The show comes from a single collection belonging to Sindika Dokolo, a Congolese businessman, and I’m in no position to say whether it’s comprehensive with respect to African art, but I can tell you this much. It makes you want to see more.

If you get around the art circuit some of the names are already familiar, though the familiar ones are represented by good work. Yinka Shonibare, the London-based artist born to Nigerian parents, has two headless mannequins dressed in high boots and batik long coats in duelling postures and pointing antique pistols at each other’s missing heads. (Hogarth would have loved it.
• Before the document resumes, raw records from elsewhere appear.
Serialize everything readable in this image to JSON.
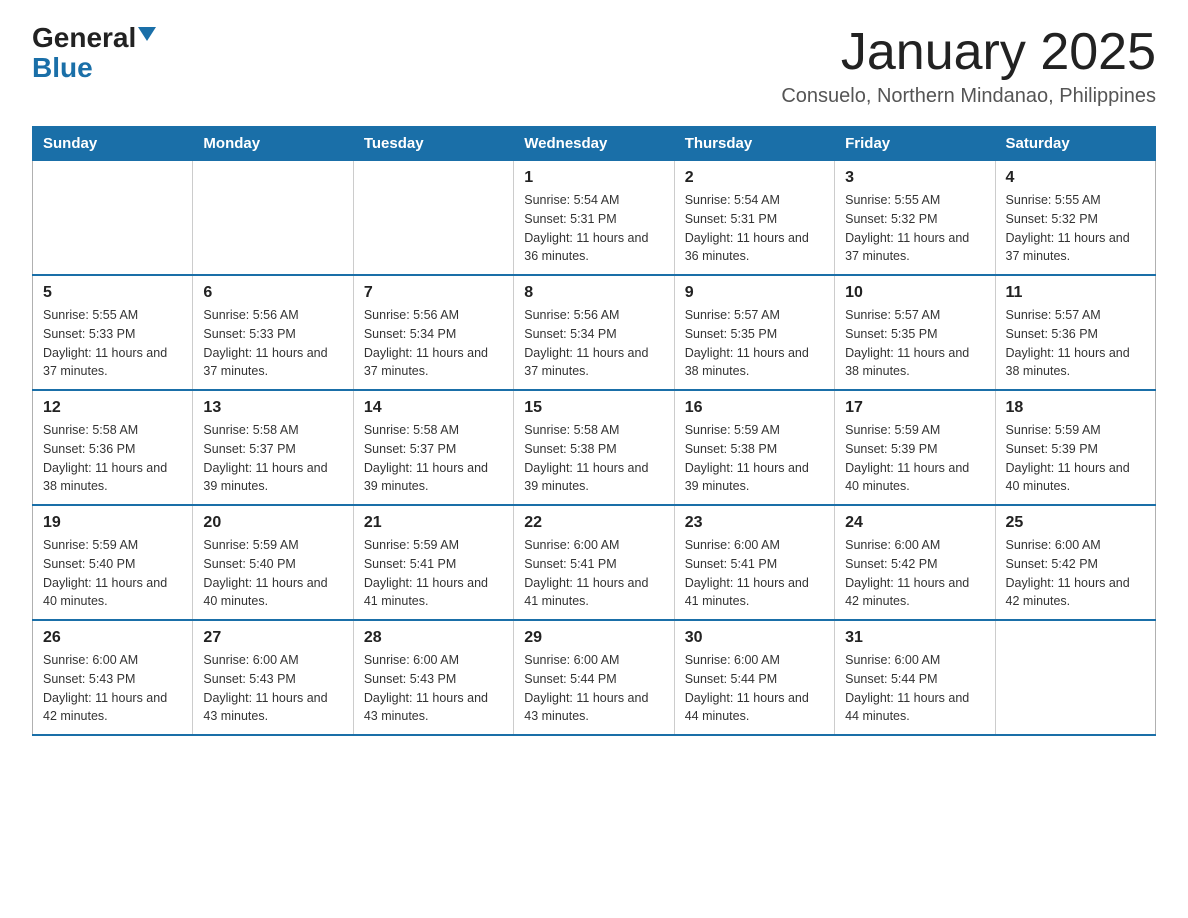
{
  "logo": {
    "text_general": "General",
    "text_blue": "Blue"
  },
  "title": "January 2025",
  "subtitle": "Consuelo, Northern Mindanao, Philippines",
  "days_of_week": [
    "Sunday",
    "Monday",
    "Tuesday",
    "Wednesday",
    "Thursday",
    "Friday",
    "Saturday"
  ],
  "weeks": [
    [
      {
        "day": "",
        "info": ""
      },
      {
        "day": "",
        "info": ""
      },
      {
        "day": "",
        "info": ""
      },
      {
        "day": "1",
        "info": "Sunrise: 5:54 AM\nSunset: 5:31 PM\nDaylight: 11 hours and 36 minutes."
      },
      {
        "day": "2",
        "info": "Sunrise: 5:54 AM\nSunset: 5:31 PM\nDaylight: 11 hours and 36 minutes."
      },
      {
        "day": "3",
        "info": "Sunrise: 5:55 AM\nSunset: 5:32 PM\nDaylight: 11 hours and 37 minutes."
      },
      {
        "day": "4",
        "info": "Sunrise: 5:55 AM\nSunset: 5:32 PM\nDaylight: 11 hours and 37 minutes."
      }
    ],
    [
      {
        "day": "5",
        "info": "Sunrise: 5:55 AM\nSunset: 5:33 PM\nDaylight: 11 hours and 37 minutes."
      },
      {
        "day": "6",
        "info": "Sunrise: 5:56 AM\nSunset: 5:33 PM\nDaylight: 11 hours and 37 minutes."
      },
      {
        "day": "7",
        "info": "Sunrise: 5:56 AM\nSunset: 5:34 PM\nDaylight: 11 hours and 37 minutes."
      },
      {
        "day": "8",
        "info": "Sunrise: 5:56 AM\nSunset: 5:34 PM\nDaylight: 11 hours and 37 minutes."
      },
      {
        "day": "9",
        "info": "Sunrise: 5:57 AM\nSunset: 5:35 PM\nDaylight: 11 hours and 38 minutes."
      },
      {
        "day": "10",
        "info": "Sunrise: 5:57 AM\nSunset: 5:35 PM\nDaylight: 11 hours and 38 minutes."
      },
      {
        "day": "11",
        "info": "Sunrise: 5:57 AM\nSunset: 5:36 PM\nDaylight: 11 hours and 38 minutes."
      }
    ],
    [
      {
        "day": "12",
        "info": "Sunrise: 5:58 AM\nSunset: 5:36 PM\nDaylight: 11 hours and 38 minutes."
      },
      {
        "day": "13",
        "info": "Sunrise: 5:58 AM\nSunset: 5:37 PM\nDaylight: 11 hours and 39 minutes."
      },
      {
        "day": "14",
        "info": "Sunrise: 5:58 AM\nSunset: 5:37 PM\nDaylight: 11 hours and 39 minutes."
      },
      {
        "day": "15",
        "info": "Sunrise: 5:58 AM\nSunset: 5:38 PM\nDaylight: 11 hours and 39 minutes."
      },
      {
        "day": "16",
        "info": "Sunrise: 5:59 AM\nSunset: 5:38 PM\nDaylight: 11 hours and 39 minutes."
      },
      {
        "day": "17",
        "info": "Sunrise: 5:59 AM\nSunset: 5:39 PM\nDaylight: 11 hours and 40 minutes."
      },
      {
        "day": "18",
        "info": "Sunrise: 5:59 AM\nSunset: 5:39 PM\nDaylight: 11 hours and 40 minutes."
      }
    ],
    [
      {
        "day": "19",
        "info": "Sunrise: 5:59 AM\nSunset: 5:40 PM\nDaylight: 11 hours and 40 minutes."
      },
      {
        "day": "20",
        "info": "Sunrise: 5:59 AM\nSunset: 5:40 PM\nDaylight: 11 hours and 40 minutes."
      },
      {
        "day": "21",
        "info": "Sunrise: 5:59 AM\nSunset: 5:41 PM\nDaylight: 11 hours and 41 minutes."
      },
      {
        "day": "22",
        "info": "Sunrise: 6:00 AM\nSunset: 5:41 PM\nDaylight: 11 hours and 41 minutes."
      },
      {
        "day": "23",
        "info": "Sunrise: 6:00 AM\nSunset: 5:41 PM\nDaylight: 11 hours and 41 minutes."
      },
      {
        "day": "24",
        "info": "Sunrise: 6:00 AM\nSunset: 5:42 PM\nDaylight: 11 hours and 42 minutes."
      },
      {
        "day": "25",
        "info": "Sunrise: 6:00 AM\nSunset: 5:42 PM\nDaylight: 11 hours and 42 minutes."
      }
    ],
    [
      {
        "day": "26",
        "info": "Sunrise: 6:00 AM\nSunset: 5:43 PM\nDaylight: 11 hours and 42 minutes."
      },
      {
        "day": "27",
        "info": "Sunrise: 6:00 AM\nSunset: 5:43 PM\nDaylight: 11 hours and 43 minutes."
      },
      {
        "day": "28",
        "info": "Sunrise: 6:00 AM\nSunset: 5:43 PM\nDaylight: 11 hours and 43 minutes."
      },
      {
        "day": "29",
        "info": "Sunrise: 6:00 AM\nSunset: 5:44 PM\nDaylight: 11 hours and 43 minutes."
      },
      {
        "day": "30",
        "info": "Sunrise: 6:00 AM\nSunset: 5:44 PM\nDaylight: 11 hours and 44 minutes."
      },
      {
        "day": "31",
        "info": "Sunrise: 6:00 AM\nSunset: 5:44 PM\nDaylight: 11 hours and 44 minutes."
      },
      {
        "day": "",
        "info": ""
      }
    ]
  ]
}
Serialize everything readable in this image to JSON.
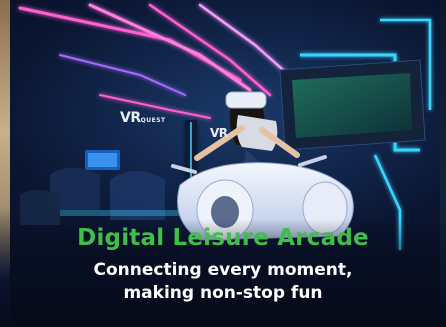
{
  "banner": {
    "title": "Digital Leisure Arcade",
    "subtitle_line1": "Connecting every moment,",
    "subtitle_line2": "making non-stop fun",
    "sign_main": "VR",
    "sign_small": "QUEST",
    "sign_secondary": "VR"
  },
  "colors": {
    "title": "#3fbf4a",
    "subtitle": "#ffffff",
    "neon_pink": "#ff5fd0",
    "neon_cyan": "#38d6ff",
    "neon_violet": "#a66bff"
  }
}
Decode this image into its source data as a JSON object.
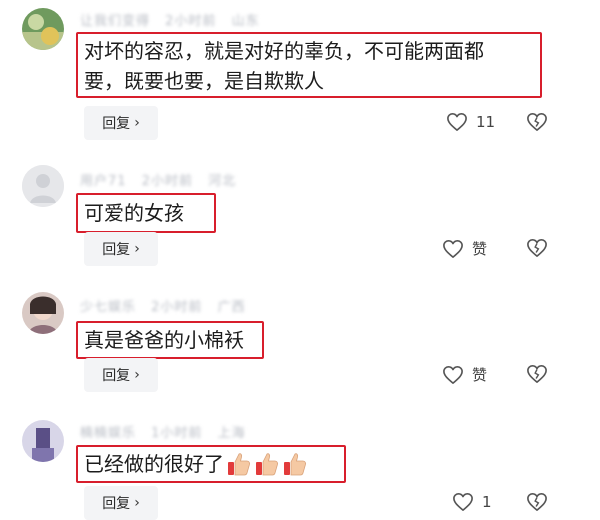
{
  "comments": [
    {
      "username": "让我们变得",
      "time": "2小时前",
      "location": "山东",
      "text_line1": "对坏的容忍，就是对好的辜负，不可能两面都",
      "text_line2": "要，既要也要，是自欺欺人",
      "reply_label": "回复",
      "like_count": "11"
    },
    {
      "username": "用户71",
      "time": "2小时前",
      "location": "河北",
      "text": "可爱的女孩",
      "reply_label": "回复",
      "like_count": "赞"
    },
    {
      "username": "少七娱乐",
      "time": "2小时前",
      "location": "广西",
      "text": "真是爸爸的小棉袄",
      "reply_label": "回复",
      "like_count": "赞"
    },
    {
      "username": "楠楠娱乐",
      "time": "1小时前",
      "location": "上海",
      "text": "已经做的很好了",
      "reply_label": "回复",
      "like_count": "1"
    }
  ],
  "icons": {
    "chevron": "›",
    "thumbs_up_emoji": "thumbs-up-emoji-icon"
  },
  "colors": {
    "highlight_border": "#d81e2c",
    "reply_bg": "#f3f4f6"
  }
}
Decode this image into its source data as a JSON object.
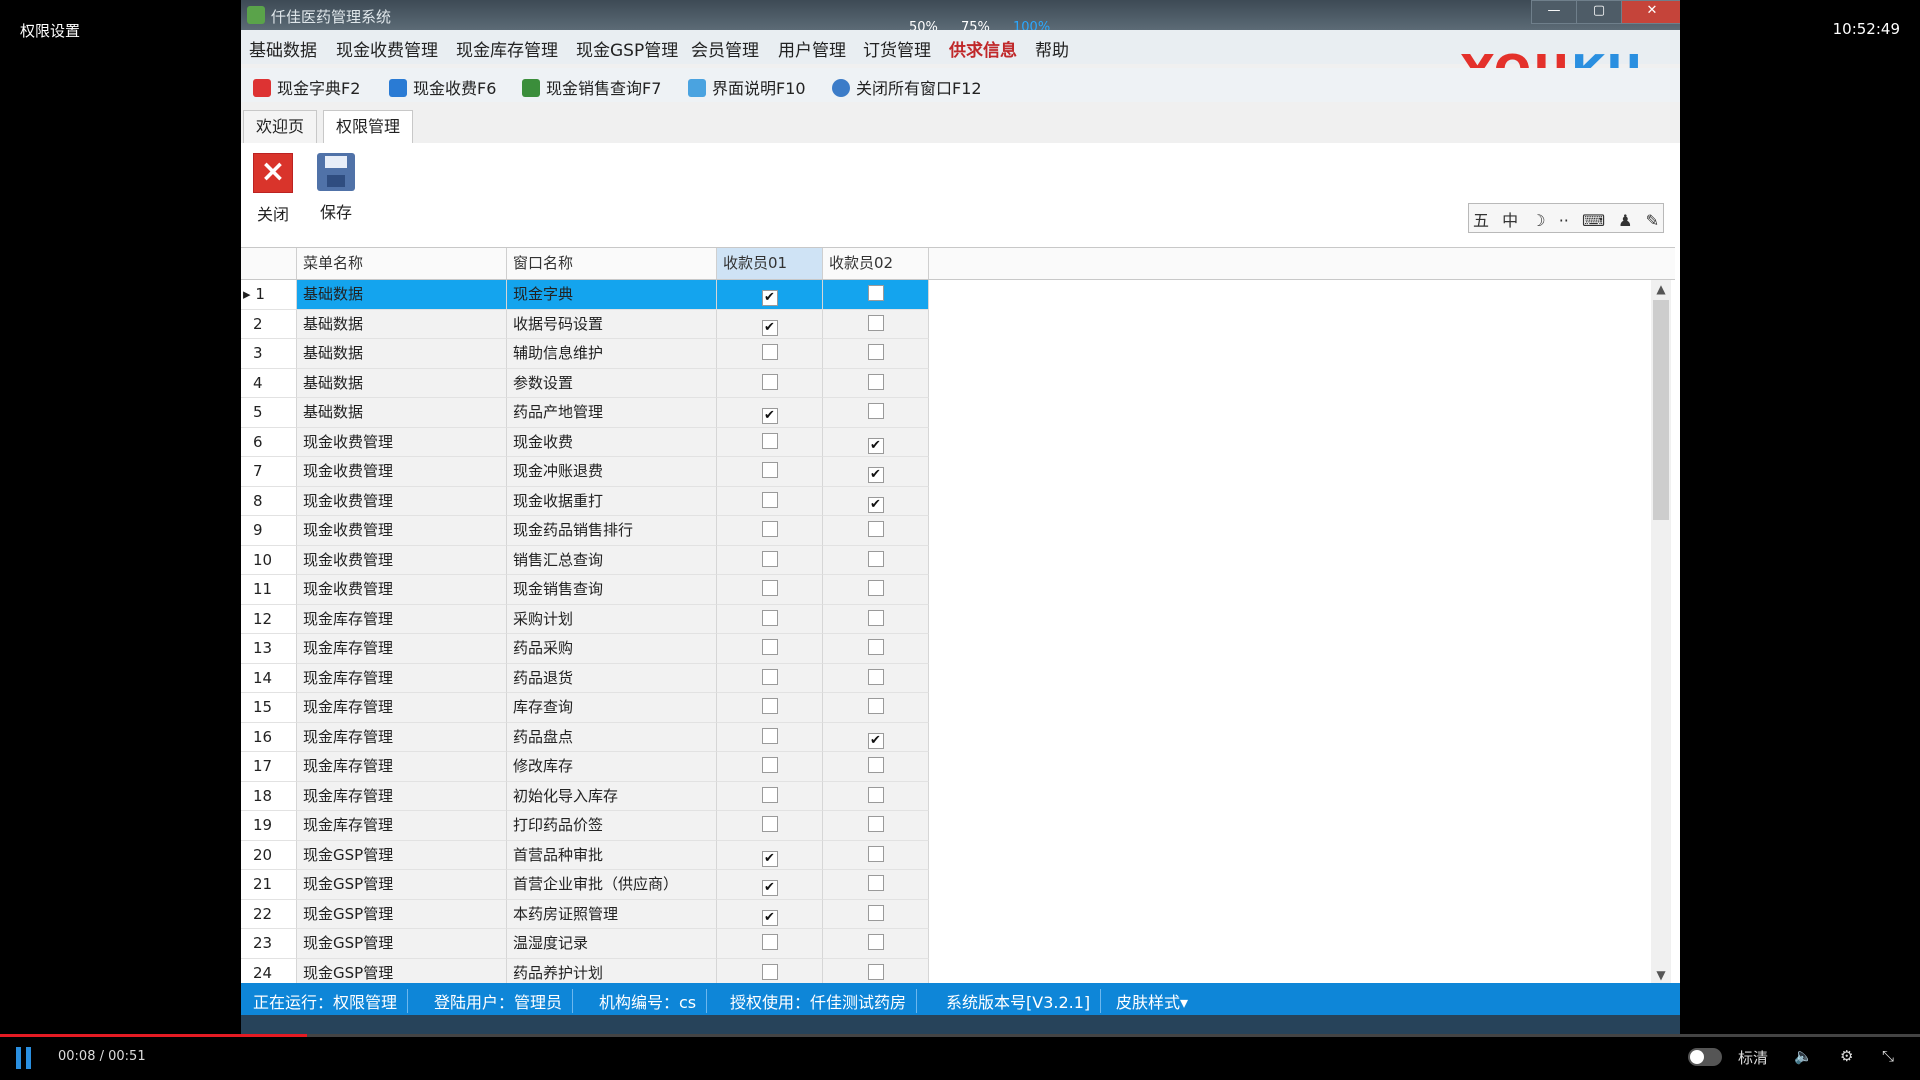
{
  "player": {
    "title": "权限设置",
    "clock": "10:52:49",
    "time": "00:08",
    "duration": "00:51",
    "quality": "标清",
    "progress": 0.16
  },
  "window": {
    "title": "仟佳医药管理系统",
    "zoom": [
      "50%",
      "75%",
      "100%"
    ],
    "controls": [
      "—",
      "▢",
      "✕"
    ]
  },
  "menu": [
    "基础数据",
    "现金收费管理",
    "现金库存管理",
    "现金GSP管理",
    "会员管理",
    "用户管理",
    "订货管理",
    "供求信息",
    "帮助"
  ],
  "brand": {
    "logo": "YOUKU",
    "colors": {
      "you": "#e4312b",
      "ku": "#2a8fe0"
    }
  },
  "quickbar": [
    {
      "label": "现金字典F2",
      "color": "#d33"
    },
    {
      "label": "现金收费F6",
      "color": "#2a7bd4"
    },
    {
      "label": "现金销售查询F7",
      "color": "#3b8e3b"
    },
    {
      "label": "界面说明F10",
      "color": "#4aa3e0"
    },
    {
      "label": "关闭所有窗口F12",
      "color": "#3c7cc8"
    }
  ],
  "tabs": [
    "欢迎页",
    "权限管理"
  ],
  "toolbar": {
    "close": "关闭",
    "save": "保存"
  },
  "ime": [
    "五",
    "中",
    "☽",
    "··",
    "⌨",
    "♟",
    "✎"
  ],
  "table": {
    "headers": [
      "菜单名称",
      "窗口名称",
      "收款员01",
      "收款员02"
    ],
    "rows": [
      {
        "n": "1",
        "menu": "基础数据",
        "win": "现金字典",
        "a": "✔",
        "b": ""
      },
      {
        "n": "2",
        "menu": "基础数据",
        "win": "收据号码设置",
        "a": "✔",
        "b": ""
      },
      {
        "n": "3",
        "menu": "基础数据",
        "win": "辅助信息维护",
        "a": "",
        "b": ""
      },
      {
        "n": "4",
        "menu": "基础数据",
        "win": "参数设置",
        "a": "",
        "b": ""
      },
      {
        "n": "5",
        "menu": "基础数据",
        "win": "药品产地管理",
        "a": "✔",
        "b": ""
      },
      {
        "n": "6",
        "menu": "现金收费管理",
        "win": "现金收费",
        "a": "",
        "b": "✔"
      },
      {
        "n": "7",
        "menu": "现金收费管理",
        "win": "现金冲账退费",
        "a": "",
        "b": "✔"
      },
      {
        "n": "8",
        "menu": "现金收费管理",
        "win": "现金收据重打",
        "a": "",
        "b": "✔"
      },
      {
        "n": "9",
        "menu": "现金收费管理",
        "win": "现金药品销售排行",
        "a": "",
        "b": ""
      },
      {
        "n": "10",
        "menu": "现金收费管理",
        "win": "销售汇总查询",
        "a": "",
        "b": ""
      },
      {
        "n": "11",
        "menu": "现金收费管理",
        "win": "现金销售查询",
        "a": "",
        "b": ""
      },
      {
        "n": "12",
        "menu": "现金库存管理",
        "win": "采购计划",
        "a": "",
        "b": ""
      },
      {
        "n": "13",
        "menu": "现金库存管理",
        "win": "药品采购",
        "a": "",
        "b": ""
      },
      {
        "n": "14",
        "menu": "现金库存管理",
        "win": "药品退货",
        "a": "",
        "b": ""
      },
      {
        "n": "15",
        "menu": "现金库存管理",
        "win": "库存查询",
        "a": "",
        "b": ""
      },
      {
        "n": "16",
        "menu": "现金库存管理",
        "win": "药品盘点",
        "a": "",
        "b": "✔"
      },
      {
        "n": "17",
        "menu": "现金库存管理",
        "win": "修改库存",
        "a": "",
        "b": ""
      },
      {
        "n": "18",
        "menu": "现金库存管理",
        "win": "初始化导入库存",
        "a": "",
        "b": ""
      },
      {
        "n": "19",
        "menu": "现金库存管理",
        "win": "打印药品价签",
        "a": "",
        "b": ""
      },
      {
        "n": "20",
        "menu": "现金GSP管理",
        "win": "首营品种审批",
        "a": "✔",
        "b": ""
      },
      {
        "n": "21",
        "menu": "现金GSP管理",
        "win": "首营企业审批（供应商）",
        "a": "✔",
        "b": ""
      },
      {
        "n": "22",
        "menu": "现金GSP管理",
        "win": "本药房证照管理",
        "a": "✔",
        "b": ""
      },
      {
        "n": "23",
        "menu": "现金GSP管理",
        "win": "温湿度记录",
        "a": "",
        "b": ""
      },
      {
        "n": "24",
        "menu": "现金GSP管理",
        "win": "药品养护计划",
        "a": "",
        "b": ""
      }
    ]
  },
  "status": [
    "正在运行：权限管理",
    "登陆用户：管理员",
    "机构编号：cs",
    "授权使用：仟佳测试药房",
    "系统版本号[V3.2.1]",
    "皮肤样式▾"
  ]
}
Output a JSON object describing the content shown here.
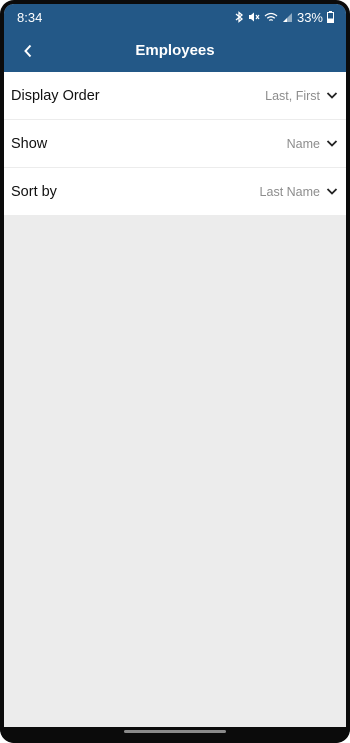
{
  "status_bar": {
    "time": "8:34",
    "battery": "33%",
    "icons": [
      "bluetooth-icon",
      "mute-icon",
      "wifi-icon",
      "signal-icon",
      "battery-icon"
    ]
  },
  "header": {
    "title": "Employees",
    "back_icon": "chevron-left-icon"
  },
  "settings": [
    {
      "label": "Display Order",
      "value": "Last, First"
    },
    {
      "label": "Show",
      "value": "Name"
    },
    {
      "label": "Sort by",
      "value": "Last Name"
    }
  ],
  "colors": {
    "header": "#235887",
    "background": "#ececec",
    "row_bg": "#ffffff",
    "value_text": "#8d8d8d"
  }
}
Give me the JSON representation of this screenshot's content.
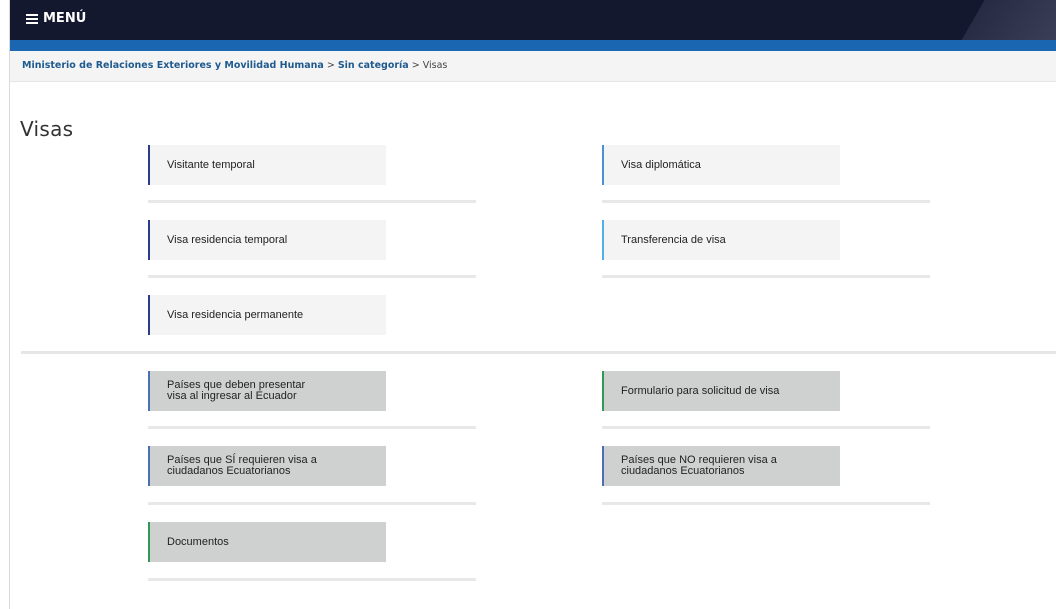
{
  "header": {
    "menu_label": "MENÚ"
  },
  "breadcrumb": {
    "item1": "Ministerio de Relaciones Exteriores y Movilidad Humana",
    "sep1": " > ",
    "item2": "Sin categoría",
    "sep2": " > ",
    "current": "Visas"
  },
  "page": {
    "title": "Visas"
  },
  "visa_cards": [
    {
      "label": "Visitante temporal",
      "accent": "#2a3a8c"
    },
    {
      "label": "Visa diplomática",
      "accent": "#4a90d9"
    },
    {
      "label": "Visa residencia temporal",
      "accent": "#2a3a8c"
    },
    {
      "label": "Transferencia de visa",
      "accent": "#4fb0e8"
    },
    {
      "label": "Visa residencia permanente",
      "accent": "#2a3a8c"
    }
  ],
  "info_cards": [
    {
      "line1": "Países que deben presentar",
      "line2": "visa al ingresar al Ecuador",
      "accent": "#4a6fb5"
    },
    {
      "line1": "Formulario para solicitud de visa",
      "line2": "",
      "accent": "#2f9a55"
    },
    {
      "line1": "Países que SÍ requieren visa a",
      "line2": "ciudadanos Ecuatorianos",
      "accent": "#4a6fb5"
    },
    {
      "line1": "Países que NO requieren visa a",
      "line2": "ciudadanos Ecuatorianos",
      "accent": "#4a6fb5"
    },
    {
      "line1": "Documentos",
      "line2": "",
      "accent": "#2f9a55"
    }
  ],
  "colors": {
    "topbar": "#14182f",
    "stripe": "#1b66b0",
    "breadcrumb_link": "#1f5a8f"
  }
}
Goya, too.) Ghada Amer, from Egypt, has two partly woven canvases, including one, called Not About Orange, in which green and purple thread is woven into a canvas painted with a bright orange, yellow and pink field, a good metaphor for whatever might be overlooked.

Also recommended? Two tough paintings of black balls – no jokes – with heavily worked surfaces by Miguel Barcelo, who lives in Spain. Two harrowing portraits of a male head by Mario Benjamin from Haiti. Post Pop F*ck 21, by the South African artist Kendell Geers, a hard-edge black and white wall painting that turns a well known obscenity into a Rococo (and unreadable) graphic. A sound-art piece by a Moroccan artist, Mounir Fatmi, called Save Manhattan, from 2006/2007, that consists of dozens of small stereo speakers — and two “tower” speakers — resting on the floor and playing a rumble of New York street traffic noises, which, given the title, feels both ominous and elegiac.

Incredibly, there’s even a good Warhol from the 1970s, when he wasn’t much good anymore. Warhol? African? Okay, it’s a portrait of Muhammad Ali. I’m guessing it belongs to Dokolo, the Congolese collector, and he wanted it in. But it’s different enough from the general run of Warhol’s celebrity portraits of the 70s and 80s to be worth including. Ali is sitting with his head pointed down, as though exhausted by his own fame. (And remember that in the 1970s Ali was in many estimations the most famous man in the world.) For once, Warhol’s late style brings something to the picture other than slack jawed and cynical celebrity worship, something closer to a man-to-man understanding of how tiring renown can be. And so much the better that it’s rendered in Warhol’s celebrity-silkscreen technique, which operates here as a commentary on its own failure to fully grasp sometimes what it presumed to show us.

It proves again that Warhol’s genius in the 60s, and there’s no other word for it, could have gone places in later decades that he just didn’t bother to take it.